実行委員長の北村祥子さん(35)は第1回開催時、りら高校1期生で3年生だった。現在、同校の教諭として勤務し、祭りを復活させようと準備を進めてきた。北村さんは「民族祭が子どもらの希望となり、国境を超えて世界が一つになるきっかけになれば。来てくださる人が世界を知り、文化を楽しみ、互いを認め合う祭りにしたい」と意気込む。
これまで実行委員会は地域主体で進めてきたが、今後の継続を目的に、地域への恩返しを込めて、学生たちを中心に卒業生や保護者らで構成する「りらサポーターズ」、同町観光協会や民泊協議会などの団体とも連携して多世代で祭りをつくる。
当日祭は午前10時~午後5時。日本をはじめ、世界の伝統芸能のステージが楽しめる。人形浄瑠璃や和太鼓、獅子舞、セネガルのアフリカンドラム、ポーランドの民謡などのパフォーマンスが披露される。りら高生の創作舞踊「空海」の発表もある。
グルメや雑貨の約40の出店があり、インドのカレーやタイのガパオライスなど世界の本場のグルメが味わえる。

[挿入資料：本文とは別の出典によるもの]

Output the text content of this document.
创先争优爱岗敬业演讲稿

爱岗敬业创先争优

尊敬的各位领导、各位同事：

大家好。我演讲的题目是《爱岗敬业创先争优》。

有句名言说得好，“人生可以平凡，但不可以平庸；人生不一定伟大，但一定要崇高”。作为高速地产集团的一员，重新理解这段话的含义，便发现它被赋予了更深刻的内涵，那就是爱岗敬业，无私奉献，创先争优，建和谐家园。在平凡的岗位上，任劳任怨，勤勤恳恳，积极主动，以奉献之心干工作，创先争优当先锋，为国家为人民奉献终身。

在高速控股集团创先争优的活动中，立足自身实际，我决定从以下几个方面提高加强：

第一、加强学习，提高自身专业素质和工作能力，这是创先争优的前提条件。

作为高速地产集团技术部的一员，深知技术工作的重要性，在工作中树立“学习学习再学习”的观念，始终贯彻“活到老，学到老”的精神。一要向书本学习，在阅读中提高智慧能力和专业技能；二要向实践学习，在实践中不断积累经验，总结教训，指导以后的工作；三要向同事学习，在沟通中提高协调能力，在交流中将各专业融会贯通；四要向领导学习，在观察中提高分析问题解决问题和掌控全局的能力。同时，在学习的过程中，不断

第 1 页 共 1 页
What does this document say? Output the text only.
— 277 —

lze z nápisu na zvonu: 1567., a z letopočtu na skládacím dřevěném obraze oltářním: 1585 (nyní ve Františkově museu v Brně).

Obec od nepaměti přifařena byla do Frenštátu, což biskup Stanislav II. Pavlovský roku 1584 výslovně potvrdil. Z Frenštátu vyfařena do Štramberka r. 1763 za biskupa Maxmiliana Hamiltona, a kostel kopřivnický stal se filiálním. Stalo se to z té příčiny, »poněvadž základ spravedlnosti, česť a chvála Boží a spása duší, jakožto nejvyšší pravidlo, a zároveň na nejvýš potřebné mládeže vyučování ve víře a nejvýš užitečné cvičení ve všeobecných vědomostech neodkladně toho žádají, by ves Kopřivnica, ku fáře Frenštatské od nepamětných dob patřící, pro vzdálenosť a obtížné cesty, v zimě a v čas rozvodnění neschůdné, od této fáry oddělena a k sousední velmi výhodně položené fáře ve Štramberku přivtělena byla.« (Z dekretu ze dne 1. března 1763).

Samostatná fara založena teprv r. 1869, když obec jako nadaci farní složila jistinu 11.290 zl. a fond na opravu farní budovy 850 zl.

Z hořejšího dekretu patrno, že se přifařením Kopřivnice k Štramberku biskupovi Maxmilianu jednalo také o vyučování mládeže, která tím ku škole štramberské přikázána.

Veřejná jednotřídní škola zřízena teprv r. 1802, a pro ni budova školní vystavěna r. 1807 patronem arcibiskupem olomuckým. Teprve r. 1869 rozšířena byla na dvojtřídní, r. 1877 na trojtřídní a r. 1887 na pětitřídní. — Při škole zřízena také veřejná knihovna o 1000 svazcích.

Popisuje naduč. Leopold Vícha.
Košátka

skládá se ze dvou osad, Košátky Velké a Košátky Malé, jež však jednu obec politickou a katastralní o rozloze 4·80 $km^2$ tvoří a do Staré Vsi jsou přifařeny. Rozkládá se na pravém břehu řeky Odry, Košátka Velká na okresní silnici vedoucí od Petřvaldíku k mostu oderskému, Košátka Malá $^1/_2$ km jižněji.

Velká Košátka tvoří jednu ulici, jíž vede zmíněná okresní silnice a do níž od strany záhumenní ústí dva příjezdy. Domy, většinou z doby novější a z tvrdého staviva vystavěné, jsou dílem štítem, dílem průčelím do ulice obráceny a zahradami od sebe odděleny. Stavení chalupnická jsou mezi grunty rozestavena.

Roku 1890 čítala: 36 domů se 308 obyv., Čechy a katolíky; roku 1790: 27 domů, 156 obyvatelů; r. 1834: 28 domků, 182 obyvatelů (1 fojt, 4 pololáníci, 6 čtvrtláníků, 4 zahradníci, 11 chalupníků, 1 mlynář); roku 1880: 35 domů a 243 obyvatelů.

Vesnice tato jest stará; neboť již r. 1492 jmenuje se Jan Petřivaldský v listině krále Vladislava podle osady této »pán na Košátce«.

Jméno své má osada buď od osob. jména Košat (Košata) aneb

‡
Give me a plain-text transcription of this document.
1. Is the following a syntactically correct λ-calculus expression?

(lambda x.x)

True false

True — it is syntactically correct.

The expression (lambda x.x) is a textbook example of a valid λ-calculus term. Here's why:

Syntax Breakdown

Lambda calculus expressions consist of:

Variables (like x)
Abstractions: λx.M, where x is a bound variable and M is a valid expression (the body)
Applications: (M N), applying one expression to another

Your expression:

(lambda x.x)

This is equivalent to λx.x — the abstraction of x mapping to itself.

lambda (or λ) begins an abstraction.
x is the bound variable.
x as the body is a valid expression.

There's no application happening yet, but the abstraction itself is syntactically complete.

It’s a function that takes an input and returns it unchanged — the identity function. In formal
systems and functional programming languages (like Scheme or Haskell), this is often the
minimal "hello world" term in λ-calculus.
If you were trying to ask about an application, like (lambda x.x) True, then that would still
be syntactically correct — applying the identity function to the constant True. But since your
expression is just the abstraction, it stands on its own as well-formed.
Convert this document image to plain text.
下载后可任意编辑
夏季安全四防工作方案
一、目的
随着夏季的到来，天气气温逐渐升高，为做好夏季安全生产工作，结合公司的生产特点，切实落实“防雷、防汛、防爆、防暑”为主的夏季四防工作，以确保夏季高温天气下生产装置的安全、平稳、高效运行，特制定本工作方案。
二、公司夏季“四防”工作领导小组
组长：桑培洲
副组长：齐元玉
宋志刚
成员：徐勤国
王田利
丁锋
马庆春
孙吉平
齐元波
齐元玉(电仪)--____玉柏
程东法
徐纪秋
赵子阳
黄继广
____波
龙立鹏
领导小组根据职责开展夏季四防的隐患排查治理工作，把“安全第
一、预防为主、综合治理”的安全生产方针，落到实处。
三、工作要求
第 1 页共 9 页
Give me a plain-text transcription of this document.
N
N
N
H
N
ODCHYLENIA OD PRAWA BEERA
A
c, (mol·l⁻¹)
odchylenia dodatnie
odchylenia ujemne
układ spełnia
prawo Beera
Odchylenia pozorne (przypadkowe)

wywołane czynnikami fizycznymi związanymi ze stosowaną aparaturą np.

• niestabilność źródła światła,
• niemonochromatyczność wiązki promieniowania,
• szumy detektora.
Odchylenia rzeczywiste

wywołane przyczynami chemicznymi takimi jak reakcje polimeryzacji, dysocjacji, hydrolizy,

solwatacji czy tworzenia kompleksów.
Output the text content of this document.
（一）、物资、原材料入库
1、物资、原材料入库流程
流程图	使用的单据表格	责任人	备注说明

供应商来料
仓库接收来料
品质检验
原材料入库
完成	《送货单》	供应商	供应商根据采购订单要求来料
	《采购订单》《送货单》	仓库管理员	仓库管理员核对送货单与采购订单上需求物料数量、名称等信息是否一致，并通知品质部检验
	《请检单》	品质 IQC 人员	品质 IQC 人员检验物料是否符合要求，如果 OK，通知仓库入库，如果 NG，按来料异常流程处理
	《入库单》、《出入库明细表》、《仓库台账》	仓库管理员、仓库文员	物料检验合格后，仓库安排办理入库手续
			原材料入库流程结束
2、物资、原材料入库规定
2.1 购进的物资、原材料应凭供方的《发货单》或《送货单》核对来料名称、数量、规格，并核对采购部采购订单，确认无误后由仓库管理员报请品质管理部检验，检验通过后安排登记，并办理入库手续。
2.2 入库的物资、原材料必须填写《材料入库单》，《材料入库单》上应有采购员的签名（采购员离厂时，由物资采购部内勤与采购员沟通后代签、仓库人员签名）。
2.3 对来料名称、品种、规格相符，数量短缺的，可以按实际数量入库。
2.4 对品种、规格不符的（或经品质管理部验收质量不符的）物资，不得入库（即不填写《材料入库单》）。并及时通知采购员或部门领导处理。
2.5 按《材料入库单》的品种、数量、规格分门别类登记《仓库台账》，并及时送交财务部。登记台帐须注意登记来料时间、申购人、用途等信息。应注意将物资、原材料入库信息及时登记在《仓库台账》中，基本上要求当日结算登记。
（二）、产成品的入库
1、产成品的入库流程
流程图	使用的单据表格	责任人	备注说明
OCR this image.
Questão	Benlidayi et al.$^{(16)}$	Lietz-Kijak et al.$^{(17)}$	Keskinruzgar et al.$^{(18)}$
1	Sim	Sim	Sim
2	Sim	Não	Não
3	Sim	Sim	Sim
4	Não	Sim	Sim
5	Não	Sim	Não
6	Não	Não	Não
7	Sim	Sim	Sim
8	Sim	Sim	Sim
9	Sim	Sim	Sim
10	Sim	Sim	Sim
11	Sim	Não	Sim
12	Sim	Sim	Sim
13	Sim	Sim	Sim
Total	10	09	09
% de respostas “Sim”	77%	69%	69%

館内のホールではイスラエルで暮らすアラブ人の文化に焦点を当てたドキュメンタリー映画を上映し、NPO団体国境なき子どもたちの講演会も予定している。入場料500円、高校生以下は無料。
前日祭は午後4時~7時。よさこいや吹奏楽の演奏などを予定。グルメブースも20店ほど並ぶ。当日祭のみ、JR海南駅と和歌山電鐵の貴志駅から無料送迎バスが運行する。
クラファンにも挑戦
会見では実行委員会のメンバーが意気込みを語った。生徒代表で3年生の荒井杜和(とわ)さん(17)は、入学前から世界民族祭をやりたいと思っていたといい「民族や祭りのローカルなところが好き。教諭から聞いた『真のグローバルはローカルでつながっている』という言葉が心に残っている。民族祭を通してローカルの良さを皆で分かち合えたらいいな」と話した。
2年の峪禅(さこ・ゆずる)さん(16)は「過去の民族祭の話を聞いて外国の人との交流にわくわくしている。民族祭を通して、コロナで途絶えた世界と日本の関係を少しでもほぐせたら。応援お願いします」と伝えた。
北村委員長は「国境を越えて一つの世界としてお互いを認め合う民族祭に、未来を担う学生がいてほしい。祭りを経験することで世界平和へ小さな一歩でもつながってほしい」と話した。
また、100万円を目標にクラウドファンディングにも挑戦している。6月15日まで。支援金は舞台設営や出演料、消耗品購入などの諸経費に使用する。リターンは当日入場券やオリジナルグッズ、CM動画撮影など。支援はキャンプファイヤーから。